# Estate Sale Find



## fordcowboy (Dec 27, 1999)

I went to an Estate auction today. And I found some slot cars. Sorry I can't do pictures at this time b/c I don't have a camera that works properly. I purchased the following:
a '36 Convertible coupe O gauge in package, tear in the package; the car is mint, never run;
a roaring rolls "golden ghost", yellow, AFX, mint in package, with instructions still on the bottom of case;
a hot rod coupe, turquoise/black, in package with foam;
a Lincoln Continental, yellow, mint in package with foam, with directions;
a gran prix racer, white #5, mint in package with foam & instructions;
an Atlas Lincoln Continental, mint in package with foam;
an Atlas Chevrolet Impala, light blue, white top, perfect;
a Ford '63 Thunderbird, missing windshield & driver, posts are excellent;
a '63 Ford Galaxy, yellow/red/black, perfect condition;
a '63 Mack Stake truck, red, perfect condition;
a '62 Ford pick up, white/red, perfect condition;
a '63 Indianapolis racers - white #1, lemon #2 (in box), yellow #2;
and misc. sets of parts - guide pins, tires, oil, christmas tree armatures, pick up shoes & brushes

The funny thing about this Estate auction, I didn't find any track for any of these cars at all. And I got all this in 2 shoe boxes. I think I did good. The best part - the auction barn is across the road from me. I didn't even have to spend gas money to get there.
Later,
Lendell


----------



## Bill Hall (Jan 6, 2007)

Ja -weezus Cowboy! Christmas came early for you!
Nice haul.


----------



## hojoe (Dec 1, 2004)

Some guys have all the luck Good for you! You gonna tell us how much these gems cost you? Inquiring minds want to know.
hojoe


----------



## tjd241 (Jan 25, 2004)

*YUP... You've got us all green...*

with envy and jealous.... So ya might as well finish us off and makes us start crying like schoolgirls and tell us what you paid. nd


----------



## noddaz (Aug 6, 1999)

*Nice haul!*

Nice find there!
It shows that they are still out there...

Scott


----------



## coach61 (Sep 6, 2004)

nice haul! funny I saw you title and even I got excited har! So finish us off how much.. and if you send them all to me I will take pictures...


lol

Dave


----------



## SplitPoster (May 16, 2006)

Darn! Well you could sell off a couple of the nice pieces (at most) and get a fine digital camera! That reads like a good portion of my "most wanted list." 
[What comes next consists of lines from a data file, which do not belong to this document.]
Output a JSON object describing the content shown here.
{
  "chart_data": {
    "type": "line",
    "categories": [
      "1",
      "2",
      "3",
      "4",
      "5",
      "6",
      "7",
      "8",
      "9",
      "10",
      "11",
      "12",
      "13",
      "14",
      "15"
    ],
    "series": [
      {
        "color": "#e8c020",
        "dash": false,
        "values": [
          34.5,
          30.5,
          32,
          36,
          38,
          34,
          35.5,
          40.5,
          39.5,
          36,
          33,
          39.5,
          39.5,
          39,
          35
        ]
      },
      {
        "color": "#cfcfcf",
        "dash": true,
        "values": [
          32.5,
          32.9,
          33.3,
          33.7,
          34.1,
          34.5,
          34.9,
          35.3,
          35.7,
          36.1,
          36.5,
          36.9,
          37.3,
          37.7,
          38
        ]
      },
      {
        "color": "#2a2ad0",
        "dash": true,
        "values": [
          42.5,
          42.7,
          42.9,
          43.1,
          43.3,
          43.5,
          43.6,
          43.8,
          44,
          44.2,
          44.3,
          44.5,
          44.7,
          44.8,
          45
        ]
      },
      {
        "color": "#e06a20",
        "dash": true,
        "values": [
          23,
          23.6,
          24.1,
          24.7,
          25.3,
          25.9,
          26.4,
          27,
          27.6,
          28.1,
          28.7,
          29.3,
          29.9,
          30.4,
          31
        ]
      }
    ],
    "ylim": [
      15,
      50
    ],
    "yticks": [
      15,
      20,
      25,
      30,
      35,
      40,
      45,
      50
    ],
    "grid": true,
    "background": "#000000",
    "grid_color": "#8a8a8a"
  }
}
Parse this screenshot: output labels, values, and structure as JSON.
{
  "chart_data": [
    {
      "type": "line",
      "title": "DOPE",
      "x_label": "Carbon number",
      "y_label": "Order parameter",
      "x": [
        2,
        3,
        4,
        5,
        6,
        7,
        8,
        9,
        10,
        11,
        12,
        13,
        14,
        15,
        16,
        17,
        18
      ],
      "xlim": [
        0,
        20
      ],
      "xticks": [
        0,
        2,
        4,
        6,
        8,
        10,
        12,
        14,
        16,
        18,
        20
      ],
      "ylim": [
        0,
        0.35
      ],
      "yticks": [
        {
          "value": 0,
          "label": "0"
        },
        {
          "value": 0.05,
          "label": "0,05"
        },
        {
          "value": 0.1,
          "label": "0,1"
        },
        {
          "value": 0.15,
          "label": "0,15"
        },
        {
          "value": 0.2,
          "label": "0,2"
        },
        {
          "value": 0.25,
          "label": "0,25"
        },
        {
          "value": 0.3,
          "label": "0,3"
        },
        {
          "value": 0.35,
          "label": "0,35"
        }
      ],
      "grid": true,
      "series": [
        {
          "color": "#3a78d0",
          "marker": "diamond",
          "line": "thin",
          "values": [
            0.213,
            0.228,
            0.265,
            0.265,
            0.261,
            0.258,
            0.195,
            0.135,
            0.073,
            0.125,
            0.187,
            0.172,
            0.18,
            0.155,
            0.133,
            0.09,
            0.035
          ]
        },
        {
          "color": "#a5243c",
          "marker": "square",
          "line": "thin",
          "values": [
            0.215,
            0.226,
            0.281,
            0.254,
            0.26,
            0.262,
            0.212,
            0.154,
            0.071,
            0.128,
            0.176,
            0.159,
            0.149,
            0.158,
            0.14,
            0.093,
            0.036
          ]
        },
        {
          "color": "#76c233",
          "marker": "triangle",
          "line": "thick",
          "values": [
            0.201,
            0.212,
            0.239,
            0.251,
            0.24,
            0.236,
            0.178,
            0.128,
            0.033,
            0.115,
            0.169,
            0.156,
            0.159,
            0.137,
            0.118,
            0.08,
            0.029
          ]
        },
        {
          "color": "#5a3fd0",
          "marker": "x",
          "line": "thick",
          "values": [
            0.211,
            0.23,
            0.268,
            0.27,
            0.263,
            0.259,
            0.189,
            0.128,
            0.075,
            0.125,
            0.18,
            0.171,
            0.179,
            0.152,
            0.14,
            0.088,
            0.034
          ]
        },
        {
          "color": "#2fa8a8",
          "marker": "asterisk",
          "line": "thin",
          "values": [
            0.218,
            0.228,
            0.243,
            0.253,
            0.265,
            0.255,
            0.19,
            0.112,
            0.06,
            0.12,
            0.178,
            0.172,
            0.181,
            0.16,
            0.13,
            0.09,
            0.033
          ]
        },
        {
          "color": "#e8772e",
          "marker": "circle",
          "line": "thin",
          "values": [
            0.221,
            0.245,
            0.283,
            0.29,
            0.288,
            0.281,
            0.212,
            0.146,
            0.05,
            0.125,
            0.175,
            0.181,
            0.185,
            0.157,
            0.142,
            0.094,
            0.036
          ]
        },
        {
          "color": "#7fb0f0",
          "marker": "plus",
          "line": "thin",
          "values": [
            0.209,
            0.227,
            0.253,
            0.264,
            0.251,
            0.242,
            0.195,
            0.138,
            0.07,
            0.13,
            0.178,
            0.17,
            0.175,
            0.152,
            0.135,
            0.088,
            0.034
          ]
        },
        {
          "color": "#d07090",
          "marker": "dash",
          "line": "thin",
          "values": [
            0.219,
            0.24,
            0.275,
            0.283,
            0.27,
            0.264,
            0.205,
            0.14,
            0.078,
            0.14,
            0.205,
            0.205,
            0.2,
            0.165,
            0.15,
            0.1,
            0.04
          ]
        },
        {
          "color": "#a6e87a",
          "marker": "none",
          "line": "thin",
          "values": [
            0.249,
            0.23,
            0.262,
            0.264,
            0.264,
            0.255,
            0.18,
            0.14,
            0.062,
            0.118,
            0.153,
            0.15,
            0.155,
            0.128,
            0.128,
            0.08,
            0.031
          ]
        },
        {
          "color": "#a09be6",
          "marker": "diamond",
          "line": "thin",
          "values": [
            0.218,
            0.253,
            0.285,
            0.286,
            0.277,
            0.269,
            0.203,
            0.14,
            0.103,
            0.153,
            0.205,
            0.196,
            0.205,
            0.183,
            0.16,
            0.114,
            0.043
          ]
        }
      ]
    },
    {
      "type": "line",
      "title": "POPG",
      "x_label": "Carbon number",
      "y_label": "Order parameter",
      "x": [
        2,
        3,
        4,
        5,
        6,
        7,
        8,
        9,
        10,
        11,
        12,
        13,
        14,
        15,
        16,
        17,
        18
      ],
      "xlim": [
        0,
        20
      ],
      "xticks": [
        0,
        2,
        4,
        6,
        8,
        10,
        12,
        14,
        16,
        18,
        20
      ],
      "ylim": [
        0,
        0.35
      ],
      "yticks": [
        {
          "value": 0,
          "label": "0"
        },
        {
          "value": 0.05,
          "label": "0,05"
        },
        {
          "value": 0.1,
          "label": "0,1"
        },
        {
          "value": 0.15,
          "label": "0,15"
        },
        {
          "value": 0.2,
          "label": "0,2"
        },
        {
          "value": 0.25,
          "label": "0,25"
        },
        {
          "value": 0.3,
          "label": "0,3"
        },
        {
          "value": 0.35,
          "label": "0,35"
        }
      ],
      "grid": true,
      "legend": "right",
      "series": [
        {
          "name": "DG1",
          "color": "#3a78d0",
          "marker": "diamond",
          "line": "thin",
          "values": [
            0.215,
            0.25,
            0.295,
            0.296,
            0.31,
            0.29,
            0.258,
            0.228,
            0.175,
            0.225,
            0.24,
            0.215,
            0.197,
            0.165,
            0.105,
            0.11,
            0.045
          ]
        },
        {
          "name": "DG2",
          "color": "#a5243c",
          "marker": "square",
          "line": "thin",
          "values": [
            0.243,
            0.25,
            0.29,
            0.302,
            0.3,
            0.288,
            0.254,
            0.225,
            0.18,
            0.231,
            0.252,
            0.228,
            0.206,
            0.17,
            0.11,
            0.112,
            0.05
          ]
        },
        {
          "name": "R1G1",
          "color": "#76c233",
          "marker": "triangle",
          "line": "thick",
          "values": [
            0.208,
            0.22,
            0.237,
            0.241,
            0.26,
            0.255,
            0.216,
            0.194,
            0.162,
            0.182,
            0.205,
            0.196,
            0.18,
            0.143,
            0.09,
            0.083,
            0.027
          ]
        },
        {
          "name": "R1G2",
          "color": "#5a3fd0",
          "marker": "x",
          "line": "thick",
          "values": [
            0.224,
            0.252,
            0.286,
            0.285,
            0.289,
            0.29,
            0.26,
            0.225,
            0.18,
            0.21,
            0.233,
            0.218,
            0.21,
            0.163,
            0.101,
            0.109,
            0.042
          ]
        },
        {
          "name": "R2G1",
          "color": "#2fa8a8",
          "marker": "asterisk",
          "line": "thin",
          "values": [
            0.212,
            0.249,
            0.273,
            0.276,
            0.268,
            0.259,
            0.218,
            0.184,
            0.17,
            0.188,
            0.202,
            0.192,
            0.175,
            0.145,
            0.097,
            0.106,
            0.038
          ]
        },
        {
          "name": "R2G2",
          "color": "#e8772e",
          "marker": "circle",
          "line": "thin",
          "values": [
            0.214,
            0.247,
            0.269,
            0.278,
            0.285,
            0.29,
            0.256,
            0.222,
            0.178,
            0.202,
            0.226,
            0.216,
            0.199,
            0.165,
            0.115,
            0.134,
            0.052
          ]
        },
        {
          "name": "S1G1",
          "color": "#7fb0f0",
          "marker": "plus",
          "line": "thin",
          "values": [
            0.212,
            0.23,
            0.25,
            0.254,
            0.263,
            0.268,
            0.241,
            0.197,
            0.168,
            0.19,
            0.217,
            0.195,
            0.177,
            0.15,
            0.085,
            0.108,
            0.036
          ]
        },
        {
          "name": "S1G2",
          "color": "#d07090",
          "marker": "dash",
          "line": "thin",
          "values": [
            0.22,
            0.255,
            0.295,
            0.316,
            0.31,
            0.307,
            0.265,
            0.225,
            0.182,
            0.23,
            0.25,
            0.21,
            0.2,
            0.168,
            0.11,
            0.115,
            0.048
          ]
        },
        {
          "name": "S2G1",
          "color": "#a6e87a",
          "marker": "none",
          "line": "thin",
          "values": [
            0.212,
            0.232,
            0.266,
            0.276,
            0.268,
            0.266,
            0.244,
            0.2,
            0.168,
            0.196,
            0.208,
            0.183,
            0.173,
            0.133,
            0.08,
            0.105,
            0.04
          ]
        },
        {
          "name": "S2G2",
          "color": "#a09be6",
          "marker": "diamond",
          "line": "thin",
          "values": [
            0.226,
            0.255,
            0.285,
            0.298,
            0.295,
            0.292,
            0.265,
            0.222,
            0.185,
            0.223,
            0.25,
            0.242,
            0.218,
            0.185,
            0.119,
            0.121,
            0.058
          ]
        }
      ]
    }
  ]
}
No, this isn't posted April 1...... 

Yeah, please do twist the knife a bit and tell us what you laid out for this haul..... oh the agony.


----------



## AfxToo (Aug 29, 2003)

You are the lucky dog this week.


----------



## fordcowboy (Dec 27, 1999)

You're right, I need a new digital camera, but my computer wise wife says we need a new computer & camera. So it's on our wish list.
The total was $235. I went to talk the guy that was running the bid up on me to see where his interest lied. He was only bidding b/c they were in the packages. He has no interest in slot cars at all. And he really didn't seem to understand they were "slot" cars. He just knew they were old cars still in the packages. 
So finding slot cars at an auction MIP can be a double edged sword.
I'll try borrowing a camera & get some pics up.
Later,
Lendell


----------



## krazcustoms (Nov 20, 2003)

Sweet find!!!!!! I told everyone they are still out there!


----------



## bobhch (Apr 22, 2007)

You Lucky Duck!

Bob


----------



## fordcowboy (Dec 27, 1999)

I've got them all put up behind glass today for display. They look pretty cool amidst my collection. I didn't have any of these cars & now I do. It was worth skippin the Chicago show for. The one slot car guy that lives here town wanted to know what I was going to sell them for! I said, "man, I don't want to sell 'em; I want to show them off!" 
Later,
fordcowboy


----------



## win43 (Aug 28, 2006)

Nice!!!! Wish I had a barn like that across the street from me


----------



## roadrner (Jul 21, 1999)

FCB,
Nice score! Hurry up and get that camera.:thumbsup::thumbsup: rr


----------



## gear buster (Dec 1, 2005)

*super score*

Ford,

Great score :thumbsup: I had to walk into my barn but didn't find and slotcars just alot of do..do..:drunk: LOL
Now, send them to me I will wash and wax everyone of them..


----------



## fordcowboy (Dec 27, 1999)

Picture, picture, here's the group photo!


----------



## hojoe (Dec 1, 2004)

DUDE!! You can probably sell that O gauge car (I realize your not gonna sell any of them) for the total you paid for all of it and recoupe you money. And the brown Atlas car is probably worth a fortune. Congrats on a great buy!
hojoe:wave:


----------



## roadrner (Jul 21, 1999)

You could get a camera real easy with a couple of pieces from that lot and have a bunch leftover. Nice! :thumbsup::thumbsup: rr


----------



## bobhch (Apr 22, 2007)

You should frame that picture man...nice find!


----------